Royal Dutch Shell Plc plans to shower its investors in money, pledging returns of $125 billion between 2021 and 2025 — twice as much as a decade earlier.
The oil and gas major says it can pull off this feat with crude at $60 a barrel and only a small increase in capital spending, an aggressive move to keep shareholders on its side while it weathers a disruptive transition to lower-carbon energy. The Anglo-Dutch company has already sought to stand out from some of its peers, who are boosting spending to get more barrels of oil and gas.
“We want to position the company for the future of energy,” Chief Executive Officer Ben van Beurden said in a Bloomberg television interview. “The future will involve oil and gas, by the way. But it will also be a future where much more of the dynamics of the market are dictated by the customer.”
Shell expects new projects to generate a torrent of cash — as much as $35 billion a year by 2025 — that it can use to enormously boost distributions to investors as dividends and buybacks, it said in a statement on Tuesday. It is in the middle of repurchasing $25 billion of stock by the end of 2020, and said it expects to increase the dividend per share “when there is line of sight to the completion” of that program.
Shares fell 0.7% to 2,469 pence in London as of 9:34 a.m. local time, compared with a 0.3% decline in the European energy sector.
Shell didn’t break out how much of the $125 billion in distributions would come from higher dividends. That figure compares to $52 billion in payouts from 2011 to 2015, and an expected $90 billion from 2016 to 2020.

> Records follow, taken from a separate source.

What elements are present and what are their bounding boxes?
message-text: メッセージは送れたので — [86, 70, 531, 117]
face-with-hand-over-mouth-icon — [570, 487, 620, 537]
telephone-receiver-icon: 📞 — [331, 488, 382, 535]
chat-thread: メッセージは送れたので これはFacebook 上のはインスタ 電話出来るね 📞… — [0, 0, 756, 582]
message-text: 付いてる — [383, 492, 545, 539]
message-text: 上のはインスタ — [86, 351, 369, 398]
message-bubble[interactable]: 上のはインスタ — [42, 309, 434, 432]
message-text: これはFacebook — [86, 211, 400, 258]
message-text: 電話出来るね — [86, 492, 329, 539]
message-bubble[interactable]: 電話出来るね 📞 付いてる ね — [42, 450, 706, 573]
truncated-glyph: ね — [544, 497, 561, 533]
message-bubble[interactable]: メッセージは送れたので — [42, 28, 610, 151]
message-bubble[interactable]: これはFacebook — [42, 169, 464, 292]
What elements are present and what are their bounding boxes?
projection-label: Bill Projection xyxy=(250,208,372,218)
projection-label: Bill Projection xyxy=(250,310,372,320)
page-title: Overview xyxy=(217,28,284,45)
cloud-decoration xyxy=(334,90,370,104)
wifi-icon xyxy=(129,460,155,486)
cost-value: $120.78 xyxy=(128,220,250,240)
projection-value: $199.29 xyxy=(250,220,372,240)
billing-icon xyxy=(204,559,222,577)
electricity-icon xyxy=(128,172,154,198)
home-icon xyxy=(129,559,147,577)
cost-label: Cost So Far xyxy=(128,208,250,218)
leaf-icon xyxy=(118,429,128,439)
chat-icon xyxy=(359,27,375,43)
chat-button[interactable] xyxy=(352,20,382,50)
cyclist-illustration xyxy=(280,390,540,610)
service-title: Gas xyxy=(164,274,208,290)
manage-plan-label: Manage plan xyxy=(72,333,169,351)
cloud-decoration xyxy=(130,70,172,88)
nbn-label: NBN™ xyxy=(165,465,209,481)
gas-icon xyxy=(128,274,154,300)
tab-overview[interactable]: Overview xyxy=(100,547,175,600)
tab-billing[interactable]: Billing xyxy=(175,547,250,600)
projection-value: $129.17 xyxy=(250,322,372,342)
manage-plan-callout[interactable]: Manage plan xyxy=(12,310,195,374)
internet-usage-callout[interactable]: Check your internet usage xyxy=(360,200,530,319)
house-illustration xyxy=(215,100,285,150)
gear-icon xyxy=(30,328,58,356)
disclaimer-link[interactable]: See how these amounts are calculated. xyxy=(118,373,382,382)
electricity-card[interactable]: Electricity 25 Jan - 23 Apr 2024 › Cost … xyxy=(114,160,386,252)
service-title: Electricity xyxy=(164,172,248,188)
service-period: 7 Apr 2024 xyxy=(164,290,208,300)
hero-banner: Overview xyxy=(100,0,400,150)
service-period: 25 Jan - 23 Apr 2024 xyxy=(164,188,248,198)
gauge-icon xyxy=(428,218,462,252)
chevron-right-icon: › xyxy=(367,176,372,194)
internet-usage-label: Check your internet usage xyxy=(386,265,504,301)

It raised its annual capital investment estimate to an average $30 billion in the five years to 2025, going no higher than $32 billion in the period. That’s up from its current annual budget of $25 billion to $30 billion. The figure includes small acquisitions of less than $1 billion, but excludes “major inorganic opportunities.”
Shell also offered a new way to think about the company, breaking out its strategy into three themes: Core Upstream, Leading Transition and Emerging Power.
The upstream segment includes deep-water, and shale and conventional oil and gas projects. Notably, Shell didn’t pledge a boost in hydrocarbon production, but instead said it would “sustain” the business.
The transition theme incorporates the work of its integrated gas, chemicals and oil products businesses, while emerging power “will focus on creating business models to meet evolving customer demands.” Shell said previously it wants to be the world’s largest power producer by the 2030s, an ambition that’s raised questions from shareholders unsure about a business known for heavy regulations and low returns.
“The world will have to consume its energy much more in the form of low-carbon electricity than it has in the past,” Van Beurden said. “So we see a tremendous growth opportunity in electricity. We think the power business of the past is going to be disrupted and replaced with something that’s much closer to a business that plays to our strengths.”
The company could spend as much as $3 billion annually on new energies from 2021 to 2025, up from about $1.5 billion, the CEO said. Expenditure on the transition theme is likely to be $13 billion to $15 billion, more than the $11 billion to $13 billion in upstream.
Shell said it intends to create new business models to achieve higher returns. It expects overall return on capital employed will be higher than 12% by 2025, up from about 9% at the end of the first quarter.
“We have reshaped our company with a focus on value and have demonstrated a clear track record of delivering on our ambitious promises,” Van Beurden said in the statement. “It is the success of our strategy and strength of our delivery today that gives us confidence for the future.”